[svn.haxx.se] · SVN Dev · SVN Users · SVN Org · TSVN Dev · TSVN Users · Subclipse Dev · Subclipse Users · this month's index

Re: Setting a 1.7 branch goal

From: Stefan Sperling <stsp_at_elego.de>
Date: Sun, 14 Feb 2010 18:02:36 +0100

On Sat, Feb 13, 2010 at 10:46:51AM +0100, Bert Huijben wrote:
> I don't think we should set a specific date unless we are willing to cut
> features at that date.

I agree on not setting a date.

> And if we would cut WC-NG, we would have to cut most of the libsvn_client
> stuff too as we implemented svn patch and other features on top of WC-NG.

Well, what is left if you cut WC-NG? Some bugfixes we haven't backported,
and svn patch, HTTPv2, and the first baby steps of an obliterate feature.
Anything else I forgot? Definitely not much.

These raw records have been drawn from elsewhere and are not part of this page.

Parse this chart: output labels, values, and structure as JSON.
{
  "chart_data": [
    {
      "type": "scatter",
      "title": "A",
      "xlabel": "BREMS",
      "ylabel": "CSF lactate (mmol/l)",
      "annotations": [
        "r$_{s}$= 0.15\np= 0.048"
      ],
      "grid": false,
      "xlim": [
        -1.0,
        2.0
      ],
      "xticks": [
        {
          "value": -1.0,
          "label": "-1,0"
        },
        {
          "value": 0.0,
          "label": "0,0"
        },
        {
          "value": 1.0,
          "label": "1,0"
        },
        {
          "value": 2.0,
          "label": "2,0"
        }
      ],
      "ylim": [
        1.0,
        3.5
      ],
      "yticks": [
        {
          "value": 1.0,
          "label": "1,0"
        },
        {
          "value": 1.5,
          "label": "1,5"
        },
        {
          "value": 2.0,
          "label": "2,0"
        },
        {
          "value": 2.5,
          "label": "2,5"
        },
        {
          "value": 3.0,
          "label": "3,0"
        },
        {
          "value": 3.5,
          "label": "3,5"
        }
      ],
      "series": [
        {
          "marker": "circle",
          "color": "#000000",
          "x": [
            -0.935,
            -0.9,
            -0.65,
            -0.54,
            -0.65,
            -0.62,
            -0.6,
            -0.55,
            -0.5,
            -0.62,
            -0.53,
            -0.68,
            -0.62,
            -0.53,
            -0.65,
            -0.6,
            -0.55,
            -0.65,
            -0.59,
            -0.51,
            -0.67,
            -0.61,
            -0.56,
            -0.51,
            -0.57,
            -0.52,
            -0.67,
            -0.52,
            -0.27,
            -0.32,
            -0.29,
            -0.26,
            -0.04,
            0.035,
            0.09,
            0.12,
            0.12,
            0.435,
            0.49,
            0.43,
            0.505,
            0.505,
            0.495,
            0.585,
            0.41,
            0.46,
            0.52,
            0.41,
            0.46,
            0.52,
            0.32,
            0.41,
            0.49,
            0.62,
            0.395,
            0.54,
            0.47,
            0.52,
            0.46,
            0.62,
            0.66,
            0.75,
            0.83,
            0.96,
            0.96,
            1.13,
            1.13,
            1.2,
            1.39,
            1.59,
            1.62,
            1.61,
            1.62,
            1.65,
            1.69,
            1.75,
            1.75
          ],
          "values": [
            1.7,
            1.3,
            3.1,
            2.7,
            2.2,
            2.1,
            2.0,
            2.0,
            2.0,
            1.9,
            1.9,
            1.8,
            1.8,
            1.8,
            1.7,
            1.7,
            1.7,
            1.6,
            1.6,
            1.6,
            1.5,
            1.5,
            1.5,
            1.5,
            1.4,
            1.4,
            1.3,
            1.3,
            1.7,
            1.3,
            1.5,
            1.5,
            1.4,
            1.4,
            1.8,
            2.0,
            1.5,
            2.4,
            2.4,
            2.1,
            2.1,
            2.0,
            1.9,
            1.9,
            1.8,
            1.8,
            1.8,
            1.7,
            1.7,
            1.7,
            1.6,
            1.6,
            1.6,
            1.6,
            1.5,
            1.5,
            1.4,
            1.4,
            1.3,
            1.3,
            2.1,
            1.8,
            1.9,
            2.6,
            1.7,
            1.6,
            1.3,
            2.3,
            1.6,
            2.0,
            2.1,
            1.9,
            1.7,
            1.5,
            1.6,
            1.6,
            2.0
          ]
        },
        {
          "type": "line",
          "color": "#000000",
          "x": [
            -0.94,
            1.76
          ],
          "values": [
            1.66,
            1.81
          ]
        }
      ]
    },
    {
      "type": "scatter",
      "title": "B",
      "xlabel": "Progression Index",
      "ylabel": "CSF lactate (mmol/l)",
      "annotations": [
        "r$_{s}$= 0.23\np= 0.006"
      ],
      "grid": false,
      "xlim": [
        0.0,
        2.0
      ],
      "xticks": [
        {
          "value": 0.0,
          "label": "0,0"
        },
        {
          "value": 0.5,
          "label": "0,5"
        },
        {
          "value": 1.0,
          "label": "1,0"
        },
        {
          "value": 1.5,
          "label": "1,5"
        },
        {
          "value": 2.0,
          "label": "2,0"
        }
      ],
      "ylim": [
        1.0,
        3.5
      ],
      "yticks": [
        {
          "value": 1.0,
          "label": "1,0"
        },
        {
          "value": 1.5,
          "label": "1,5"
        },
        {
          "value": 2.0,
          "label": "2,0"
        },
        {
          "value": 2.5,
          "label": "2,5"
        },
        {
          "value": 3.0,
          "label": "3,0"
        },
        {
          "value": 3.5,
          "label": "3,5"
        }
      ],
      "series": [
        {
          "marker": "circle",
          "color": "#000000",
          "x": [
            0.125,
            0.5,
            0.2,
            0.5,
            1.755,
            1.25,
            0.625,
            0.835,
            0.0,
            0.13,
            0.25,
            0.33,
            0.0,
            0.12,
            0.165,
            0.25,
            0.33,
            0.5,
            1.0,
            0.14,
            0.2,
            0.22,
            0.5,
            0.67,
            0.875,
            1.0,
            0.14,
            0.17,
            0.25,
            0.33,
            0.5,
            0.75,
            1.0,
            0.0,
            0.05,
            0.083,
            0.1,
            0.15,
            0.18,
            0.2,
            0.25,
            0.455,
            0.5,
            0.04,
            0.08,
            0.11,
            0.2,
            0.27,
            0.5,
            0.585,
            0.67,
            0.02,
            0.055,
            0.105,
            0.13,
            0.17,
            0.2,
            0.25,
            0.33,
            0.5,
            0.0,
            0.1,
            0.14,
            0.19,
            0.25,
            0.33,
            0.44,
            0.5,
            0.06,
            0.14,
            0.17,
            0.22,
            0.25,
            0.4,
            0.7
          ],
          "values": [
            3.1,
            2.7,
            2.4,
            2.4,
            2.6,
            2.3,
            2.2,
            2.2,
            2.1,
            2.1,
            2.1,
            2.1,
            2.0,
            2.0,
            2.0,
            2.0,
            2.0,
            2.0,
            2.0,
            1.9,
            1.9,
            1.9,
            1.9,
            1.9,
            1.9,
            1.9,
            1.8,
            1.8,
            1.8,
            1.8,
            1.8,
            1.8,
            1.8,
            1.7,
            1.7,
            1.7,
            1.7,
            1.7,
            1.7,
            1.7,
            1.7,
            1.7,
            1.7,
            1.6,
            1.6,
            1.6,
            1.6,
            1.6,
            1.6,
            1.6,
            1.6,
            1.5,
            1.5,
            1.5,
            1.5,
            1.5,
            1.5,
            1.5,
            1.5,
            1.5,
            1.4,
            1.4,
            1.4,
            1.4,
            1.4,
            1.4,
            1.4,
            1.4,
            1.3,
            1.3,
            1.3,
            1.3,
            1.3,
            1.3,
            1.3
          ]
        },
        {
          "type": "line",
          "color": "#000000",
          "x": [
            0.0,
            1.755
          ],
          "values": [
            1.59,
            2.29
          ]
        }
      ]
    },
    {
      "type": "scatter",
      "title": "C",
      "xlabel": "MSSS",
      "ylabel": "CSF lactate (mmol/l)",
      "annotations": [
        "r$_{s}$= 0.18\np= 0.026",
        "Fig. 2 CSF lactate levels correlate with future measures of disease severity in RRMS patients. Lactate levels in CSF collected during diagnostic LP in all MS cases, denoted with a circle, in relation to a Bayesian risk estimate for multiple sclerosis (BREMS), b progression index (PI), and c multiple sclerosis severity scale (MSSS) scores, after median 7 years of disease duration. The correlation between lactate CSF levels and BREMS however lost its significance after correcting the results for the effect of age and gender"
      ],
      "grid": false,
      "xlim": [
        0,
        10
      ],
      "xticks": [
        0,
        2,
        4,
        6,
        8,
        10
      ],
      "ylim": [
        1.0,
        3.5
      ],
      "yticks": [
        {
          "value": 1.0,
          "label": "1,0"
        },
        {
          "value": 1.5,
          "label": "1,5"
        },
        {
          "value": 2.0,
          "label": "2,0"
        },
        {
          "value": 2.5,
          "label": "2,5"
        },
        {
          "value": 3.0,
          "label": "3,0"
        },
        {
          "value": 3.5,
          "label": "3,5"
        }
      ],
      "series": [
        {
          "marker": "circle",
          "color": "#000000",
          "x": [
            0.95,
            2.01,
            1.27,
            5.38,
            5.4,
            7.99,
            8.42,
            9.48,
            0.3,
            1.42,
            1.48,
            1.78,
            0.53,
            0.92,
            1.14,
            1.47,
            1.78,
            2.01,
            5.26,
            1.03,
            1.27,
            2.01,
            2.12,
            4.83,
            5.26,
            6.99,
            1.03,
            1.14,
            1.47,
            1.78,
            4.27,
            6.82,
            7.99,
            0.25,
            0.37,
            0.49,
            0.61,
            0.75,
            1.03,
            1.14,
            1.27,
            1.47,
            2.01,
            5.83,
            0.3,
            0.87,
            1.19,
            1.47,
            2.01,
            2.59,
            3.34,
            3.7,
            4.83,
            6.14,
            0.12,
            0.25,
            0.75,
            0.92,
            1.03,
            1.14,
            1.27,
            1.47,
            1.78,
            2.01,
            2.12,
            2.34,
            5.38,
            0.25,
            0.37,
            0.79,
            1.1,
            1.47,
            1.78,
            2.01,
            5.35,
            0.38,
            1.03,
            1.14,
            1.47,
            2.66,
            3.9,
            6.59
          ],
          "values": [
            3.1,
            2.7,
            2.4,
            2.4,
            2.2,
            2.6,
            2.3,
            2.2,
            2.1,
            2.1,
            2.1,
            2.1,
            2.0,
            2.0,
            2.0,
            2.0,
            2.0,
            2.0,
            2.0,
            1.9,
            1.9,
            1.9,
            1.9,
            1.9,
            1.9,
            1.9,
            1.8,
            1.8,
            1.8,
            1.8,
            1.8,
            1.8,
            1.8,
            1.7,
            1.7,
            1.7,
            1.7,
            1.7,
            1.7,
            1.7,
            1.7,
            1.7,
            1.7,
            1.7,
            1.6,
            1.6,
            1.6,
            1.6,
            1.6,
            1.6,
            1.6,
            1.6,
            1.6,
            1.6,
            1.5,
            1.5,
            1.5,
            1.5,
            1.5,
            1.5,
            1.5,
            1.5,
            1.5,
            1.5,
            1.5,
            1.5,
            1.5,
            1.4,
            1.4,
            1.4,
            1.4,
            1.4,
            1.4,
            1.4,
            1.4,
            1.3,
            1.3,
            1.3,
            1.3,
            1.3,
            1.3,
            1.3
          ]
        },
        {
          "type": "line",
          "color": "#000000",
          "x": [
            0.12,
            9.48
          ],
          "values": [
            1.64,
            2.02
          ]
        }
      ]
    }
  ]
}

E.g. svn patch is a nice handy tool, but it's not a killer feature.
The world won't end if it isn't released by next week.
But we really need WC-NG to move Subversion forward, as a whole.
Without WC-NG, we can't make improvements we want, well, need, to make
in future releases.
And I don't think delaying the 1.7 release cycle is comparable to
what happened with 1.5.

In 1.5, merge-tracking was added on top of an *existing* stable code base.
The feature was highly anticipated because it had merits of its own.
It also happened to be hard to design and implement, and took several
point releases until it became stable enough for general use. This is
what caused the delay of the 1.5 release. Along with another part of the
problem, which was that merge-tracking was heavily advertised as Subversion's
new killer feature which would definitely be in 1.5. The expectation was set
by marketing, and no attempt was made to revert this expectation once set.
So people got impatient and some even disappointed.

With WC-NG, we're in a completely different situation.
While we cannot avoid the first problem (hard to implement), we can certainly
avoid the second problem (setting unrealistic expectations).

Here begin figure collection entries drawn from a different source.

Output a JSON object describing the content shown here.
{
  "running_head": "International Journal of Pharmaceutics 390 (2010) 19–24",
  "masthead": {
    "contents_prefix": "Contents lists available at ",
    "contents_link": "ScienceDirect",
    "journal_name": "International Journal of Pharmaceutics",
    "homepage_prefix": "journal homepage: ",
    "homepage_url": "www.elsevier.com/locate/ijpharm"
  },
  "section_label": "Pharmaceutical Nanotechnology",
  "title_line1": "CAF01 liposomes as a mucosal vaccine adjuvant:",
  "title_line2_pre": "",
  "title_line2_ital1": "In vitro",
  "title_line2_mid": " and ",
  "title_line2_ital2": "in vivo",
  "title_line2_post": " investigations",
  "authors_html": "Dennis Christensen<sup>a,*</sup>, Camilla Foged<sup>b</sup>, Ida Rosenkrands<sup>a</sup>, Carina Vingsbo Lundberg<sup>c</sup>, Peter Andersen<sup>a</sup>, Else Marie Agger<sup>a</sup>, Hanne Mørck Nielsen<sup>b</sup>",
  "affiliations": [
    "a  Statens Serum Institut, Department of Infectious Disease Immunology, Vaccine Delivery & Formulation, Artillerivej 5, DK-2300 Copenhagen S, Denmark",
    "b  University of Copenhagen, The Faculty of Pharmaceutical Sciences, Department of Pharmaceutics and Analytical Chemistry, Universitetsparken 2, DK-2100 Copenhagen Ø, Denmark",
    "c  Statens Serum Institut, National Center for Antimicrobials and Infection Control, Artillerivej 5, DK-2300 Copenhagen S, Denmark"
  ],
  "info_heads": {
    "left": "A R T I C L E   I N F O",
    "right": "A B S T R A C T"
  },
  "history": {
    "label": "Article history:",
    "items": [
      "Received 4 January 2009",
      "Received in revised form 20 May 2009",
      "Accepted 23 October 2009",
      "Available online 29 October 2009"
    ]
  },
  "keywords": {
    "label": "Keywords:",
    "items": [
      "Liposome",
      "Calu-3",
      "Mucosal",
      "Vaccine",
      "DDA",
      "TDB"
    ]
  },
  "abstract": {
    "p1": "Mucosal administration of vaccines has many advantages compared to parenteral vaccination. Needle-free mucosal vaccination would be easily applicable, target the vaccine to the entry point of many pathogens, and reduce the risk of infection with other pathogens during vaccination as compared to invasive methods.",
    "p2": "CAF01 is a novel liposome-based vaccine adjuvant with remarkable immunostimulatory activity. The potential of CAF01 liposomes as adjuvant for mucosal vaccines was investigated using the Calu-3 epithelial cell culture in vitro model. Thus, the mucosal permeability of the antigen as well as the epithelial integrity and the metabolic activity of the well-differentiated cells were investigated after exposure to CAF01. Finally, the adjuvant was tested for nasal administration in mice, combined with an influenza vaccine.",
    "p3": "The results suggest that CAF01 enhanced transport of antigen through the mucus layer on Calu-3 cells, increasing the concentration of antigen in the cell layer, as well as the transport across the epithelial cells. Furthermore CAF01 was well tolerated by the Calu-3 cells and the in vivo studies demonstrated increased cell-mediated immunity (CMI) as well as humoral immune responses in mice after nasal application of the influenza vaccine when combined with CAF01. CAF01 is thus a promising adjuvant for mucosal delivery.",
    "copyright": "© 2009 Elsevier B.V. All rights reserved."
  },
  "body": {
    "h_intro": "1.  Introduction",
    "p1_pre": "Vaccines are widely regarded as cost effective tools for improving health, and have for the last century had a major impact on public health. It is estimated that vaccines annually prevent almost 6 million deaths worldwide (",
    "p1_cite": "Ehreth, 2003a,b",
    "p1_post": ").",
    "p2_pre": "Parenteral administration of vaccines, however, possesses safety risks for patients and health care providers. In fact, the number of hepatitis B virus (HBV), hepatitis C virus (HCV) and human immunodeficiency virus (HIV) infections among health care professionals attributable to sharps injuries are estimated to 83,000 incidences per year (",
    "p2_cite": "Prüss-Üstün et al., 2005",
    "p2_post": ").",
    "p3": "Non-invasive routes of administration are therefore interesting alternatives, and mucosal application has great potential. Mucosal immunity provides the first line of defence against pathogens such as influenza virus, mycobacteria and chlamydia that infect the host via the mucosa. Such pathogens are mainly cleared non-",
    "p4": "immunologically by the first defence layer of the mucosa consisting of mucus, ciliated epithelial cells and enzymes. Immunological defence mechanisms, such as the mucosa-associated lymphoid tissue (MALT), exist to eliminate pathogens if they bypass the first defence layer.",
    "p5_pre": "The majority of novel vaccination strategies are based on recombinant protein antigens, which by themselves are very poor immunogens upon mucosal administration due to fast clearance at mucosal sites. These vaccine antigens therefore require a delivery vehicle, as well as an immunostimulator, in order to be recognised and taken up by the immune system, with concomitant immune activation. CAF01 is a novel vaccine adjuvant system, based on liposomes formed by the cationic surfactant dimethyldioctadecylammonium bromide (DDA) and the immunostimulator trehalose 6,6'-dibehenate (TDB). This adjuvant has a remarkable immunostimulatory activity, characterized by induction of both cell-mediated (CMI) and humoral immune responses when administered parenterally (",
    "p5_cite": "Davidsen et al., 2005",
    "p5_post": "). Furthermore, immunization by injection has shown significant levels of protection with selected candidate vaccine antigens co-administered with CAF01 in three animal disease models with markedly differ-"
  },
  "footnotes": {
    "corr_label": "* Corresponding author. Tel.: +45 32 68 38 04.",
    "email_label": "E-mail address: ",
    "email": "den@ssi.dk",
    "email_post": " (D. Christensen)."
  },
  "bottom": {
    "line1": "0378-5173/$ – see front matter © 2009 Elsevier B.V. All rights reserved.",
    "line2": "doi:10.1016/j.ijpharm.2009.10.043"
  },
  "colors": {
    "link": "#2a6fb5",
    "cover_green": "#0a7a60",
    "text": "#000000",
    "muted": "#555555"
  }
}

WC-NG is *not* a "new feature", but a major rewrite of a major part of the
guts of Subversion. If it wasn't for WC-NG, we could declare Subversion
as done, move the 1.6.x code base into CVS-style maintenance mode, and stop
adding features and stop fixing existing major problems.
WC-NG does not have merit on its own, but is needed so that Subversion can
continue moving forward. We will be implementing new features, and fix
currently unfixable problems, on top of WC-NG. If we don't, then WC-NG is
simply a huge waste of time.

So it's well worth giving it all the time it needs to mature and stabilise.
Even if that means not releasing for a while. If it's not mature and usable
when it's finally released, i.e. unfit to serve as a solid base for future
improvements, we have missed our target. I'd rather never release 1.7 and
spend time fixing smallish, and fixable, problems in 1.6 instead. Our users
don't need another unfit or even unfixable working copy implementation.

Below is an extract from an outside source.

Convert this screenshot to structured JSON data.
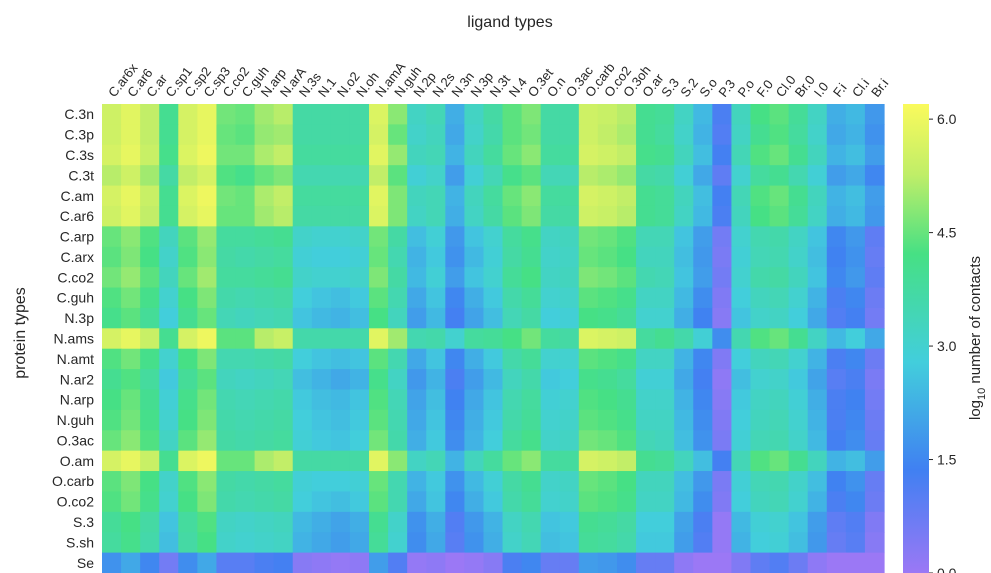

Of course, we really need more people spending time on WC-NG development.
Which does not necessarily mean that we add more people to the team hacking
the core WC-NG code. For example, once svn patch is releasable, I am planning
to systematically test WC-NG's behaviour when faced with tree refactorings.
I'll report any problems, and add or improve regression tests.
I already encountered and reported a bug with deleting children of copied
directories. I'd like to know if there are more bugs like this hidden in the
design and implementation. With 1.7 and onwards, I'd like to be able to rely
on WC-NG to handle arbitrary tree refactorings really, really well.
This is a must-have requirement for better tree conflict support.

Developers with some time to spare but not enough to dive into core WC-NG
development can make a big difference by doing similar things, making
sure WC-NG is fit for features and improvements they want to add on top of it
(maybe we should make a list of such features and improvements :)
We need to test it thoroughly now (before, not after, 1.7 release) to make
sure the design and implementation does deliver what we need it to deliver.